Kepada Tempo, Ryan selaku kreator juga bercerita tentang proses penggarapan dan faktor kesuksesan Jumbo. Selain melibatkan lebih dari 420 animator Tanah Air lainnya, proyek ini dikerjakan selama lima tahun sejak 2019. Menurut Ryan, salah satu faktor utama kesuksesan Jumbo adalah adanya kepercayaan dari Visinema Studios, investor, dan seluruh pihak yang terlibat dalam produksi. "Satu kata yang menurutku penting banget adalah trust (kepercayaan)," ungkapnya.

Ryan merinci, proyek animasi membutuhkan waktu dan sumber daya yang jauh lebih banyak dibandingkan dengan film, yang proses produksinya lebih cepat dan lebih familiar bagi banyak pihak.

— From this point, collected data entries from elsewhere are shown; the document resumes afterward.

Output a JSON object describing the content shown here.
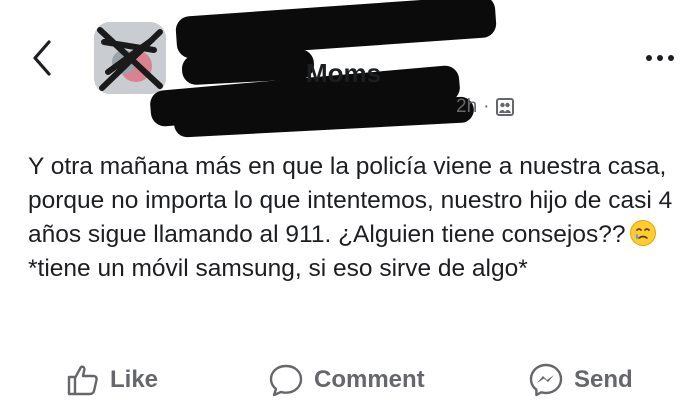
{
  "header": {
    "group_name_visible": "Moms",
    "timestamp": "2h",
    "separator": "·"
  },
  "post": {
    "line1": "Y otra mañana más en que la policía viene a nuestra casa, porque no importa lo que intentemos, nuestro hijo de casi 4 años sigue llamando al 911. ¿Alguien tiene consejos??",
    "line2": "*tiene un móvil samsung, si eso sirve de algo*",
    "emoji_name": "face-holding-back-tears"
  },
  "actions": {
    "like": "Like",
    "comment": "Comment",
    "send": "Send"
  },
  "colors": {
    "text": "#1c1e21",
    "secondary": "#65676b",
    "redaction": "#0b0b0b"
  }
}
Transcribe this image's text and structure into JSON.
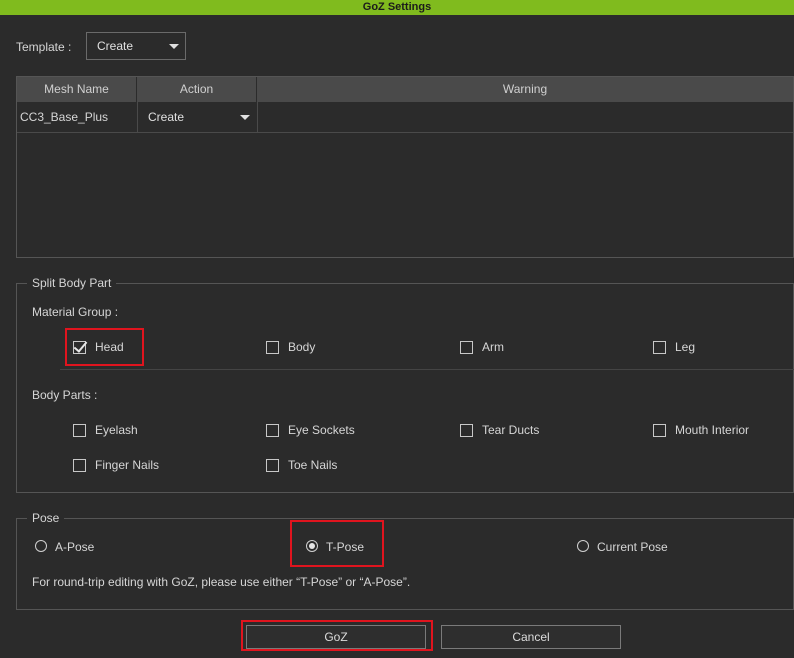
{
  "window": {
    "title": "GoZ Settings"
  },
  "template": {
    "label": "Template :",
    "value": "Create"
  },
  "mesh_table": {
    "columns": [
      "Mesh Name",
      "Action",
      "Warning"
    ],
    "rows": [
      {
        "mesh_name": "CC3_Base_Plus",
        "action": "Create",
        "warning": ""
      }
    ]
  },
  "split_body_part": {
    "legend": "Split Body Part",
    "material_group_label": "Material Group :",
    "material_groups": [
      {
        "label": "Head",
        "checked": true
      },
      {
        "label": "Body",
        "checked": false
      },
      {
        "label": "Arm",
        "checked": false
      },
      {
        "label": "Leg",
        "checked": false
      }
    ],
    "body_parts_label": "Body Parts :",
    "body_parts": [
      {
        "label": "Eyelash",
        "checked": false
      },
      {
        "label": "Eye Sockets",
        "checked": false
      },
      {
        "label": "Tear Ducts",
        "checked": false
      },
      {
        "label": "Mouth Interior",
        "checked": false
      },
      {
        "label": "Finger Nails",
        "checked": false
      },
      {
        "label": "Toe Nails",
        "checked": false
      }
    ]
  },
  "pose": {
    "legend": "Pose",
    "options": [
      {
        "label": "A-Pose",
        "selected": false
      },
      {
        "label": "T-Pose",
        "selected": true
      },
      {
        "label": "Current Pose",
        "selected": false
      }
    ],
    "note": "For round-trip editing with GoZ, please use either “T-Pose” or “A-Pose”."
  },
  "buttons": {
    "goz": "GoZ",
    "cancel": "Cancel"
  },
  "colors": {
    "title_bar": "#80bb1e",
    "background": "#2b2b2b",
    "highlight": "#e0141e"
  }
}
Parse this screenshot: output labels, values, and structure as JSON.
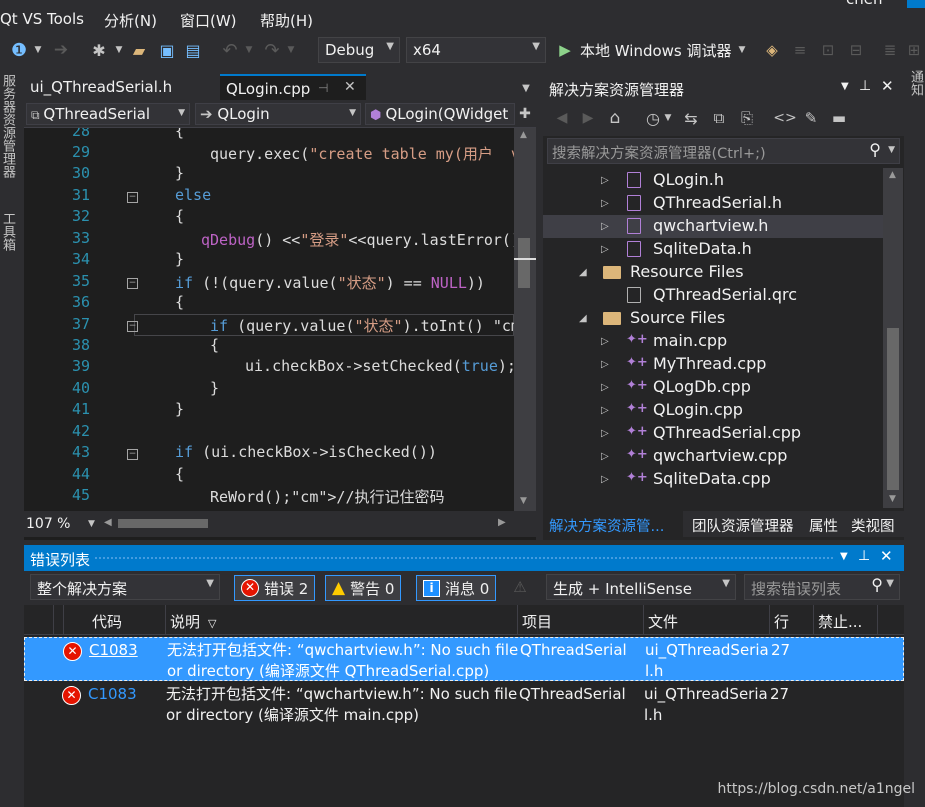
{
  "menubar": {
    "items": [
      "Qt VS Tools",
      "分析(N)",
      "窗口(W)",
      "帮助(H)"
    ],
    "user": "chen"
  },
  "toolbar": {
    "config": "Debug",
    "platform": "x64",
    "run_label": "本地 Windows 调试器"
  },
  "leftstrip": {
    "server_explorer": "服务器资源管理器",
    "toolbox": "工具箱"
  },
  "rightstrip": {
    "notifications": "通知"
  },
  "editor": {
    "tabs": [
      {
        "label": "ui_QThreadSerial.h"
      },
      {
        "label": "QLogin.cpp",
        "active": true
      }
    ],
    "nav": {
      "project": "QThreadSerial",
      "class": "QLogin",
      "member": "QLogin(QWidget"
    },
    "zoom": "107 %",
    "lines": [
      {
        "n": "28",
        "text": "{"
      },
      {
        "n": "29",
        "text": "query.exec(\"create table my(用户  va"
      },
      {
        "n": "30",
        "text": "}"
      },
      {
        "n": "31",
        "text": "else"
      },
      {
        "n": "32",
        "text": "{"
      },
      {
        "n": "33",
        "text": "qDebug() <<\"登录\"<<query.lastError()"
      },
      {
        "n": "34",
        "text": "}"
      },
      {
        "n": "35",
        "text": "if (!(query.value(\"状态\") == NULL))"
      },
      {
        "n": "36",
        "text": "{"
      },
      {
        "n": "37",
        "text": "if (query.value(\"状态\").toInt() //"
      },
      {
        "n": "38",
        "text": "{"
      },
      {
        "n": "39",
        "text": "ui.checkBox->setChecked(true);"
      },
      {
        "n": "40",
        "text": "}"
      },
      {
        "n": "41",
        "text": "}"
      },
      {
        "n": "42",
        "text": ""
      },
      {
        "n": "43",
        "text": "if (ui.checkBox->isChecked())"
      },
      {
        "n": "44",
        "text": "{"
      },
      {
        "n": "45",
        "text": "ReWord();//执行记住密码"
      }
    ]
  },
  "solution_explorer": {
    "title": "解决方案资源管理器",
    "search_placeholder": "搜索解决方案资源管理器(Ctrl+;)",
    "items": [
      {
        "label": "QLogin.h",
        "kind": "h",
        "level": 2
      },
      {
        "label": "QThreadSerial.h",
        "kind": "h",
        "level": 2
      },
      {
        "label": "qwchartview.h",
        "kind": "h",
        "level": 2,
        "selected": true
      },
      {
        "label": "SqliteData.h",
        "kind": "h",
        "level": 2
      },
      {
        "label": "Resource Files",
        "kind": "folder",
        "level": 1
      },
      {
        "label": "QThreadSerial.qrc",
        "kind": "file",
        "level": 2
      },
      {
        "label": "Source Files",
        "kind": "folder",
        "level": 1
      },
      {
        "label": "main.cpp",
        "kind": "cpp",
        "level": 2
      },
      {
        "label": "MyThread.cpp",
        "kind": "cpp",
        "level": 2
      },
      {
        "label": "QLogDb.cpp",
        "kind": "cpp",
        "level": 2
      },
      {
        "label": "QLogin.cpp",
        "kind": "cpp",
        "level": 2
      },
      {
        "label": "QThreadSerial.cpp",
        "kind": "cpp",
        "level": 2
      },
      {
        "label": "qwchartview.cpp",
        "kind": "cpp",
        "level": 2
      },
      {
        "label": "SqliteData.cpp",
        "kind": "cpp",
        "level": 2
      }
    ],
    "bottom_tabs": [
      "解决方案资源管...",
      "团队资源管理器",
      "属性",
      "类视图"
    ]
  },
  "error_list": {
    "title": "错误列表",
    "scope": "整个解决方案",
    "errors_btn": "错误 2",
    "warnings_btn": "警告 0",
    "messages_btn": "消息 0",
    "source": "生成 + IntelliSense",
    "search_placeholder": "搜索错误列表",
    "columns": [
      "代码",
      "说明",
      "项目",
      "文件",
      "行",
      "禁止..."
    ],
    "rows": [
      {
        "code": "C1083",
        "desc": "无法打开包括文件: “qwchartview.h”: No such file\nor directory (编译源文件 QThreadSerial.cpp)",
        "project": "QThreadSerial",
        "file": "ui_QThreadSeria\nl.h",
        "line": "27",
        "selected": true
      },
      {
        "code": "C1083",
        "desc": "无法打开包括文件: “qwchartview.h”: No such file\nor directory (编译源文件 main.cpp)",
        "project": "QThreadSerial",
        "file": "ui_QThreadSeria\nl.h",
        "line": "27",
        "selected": false
      }
    ]
  },
  "watermark": "https://blog.csdn.net/a1ngel"
}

Dalam industri film, produser dan kreator terbiasa dengan model bisnis yang memungkinkan keuntungan bisa dipanen dalam waktu singkat, sekitar 6 hingga 8 bulan setelah ide cerita diproduksi.

Namun, untuk film animasi, prosesnya jauh lebih panjang dan melibatkan lebih banyak orang. “Mungkin selama ini kepercayaan belum ada dari para investor, untuk mau mengerjakan sesuatu dengan model bisnis seperti itu,” tuturnya.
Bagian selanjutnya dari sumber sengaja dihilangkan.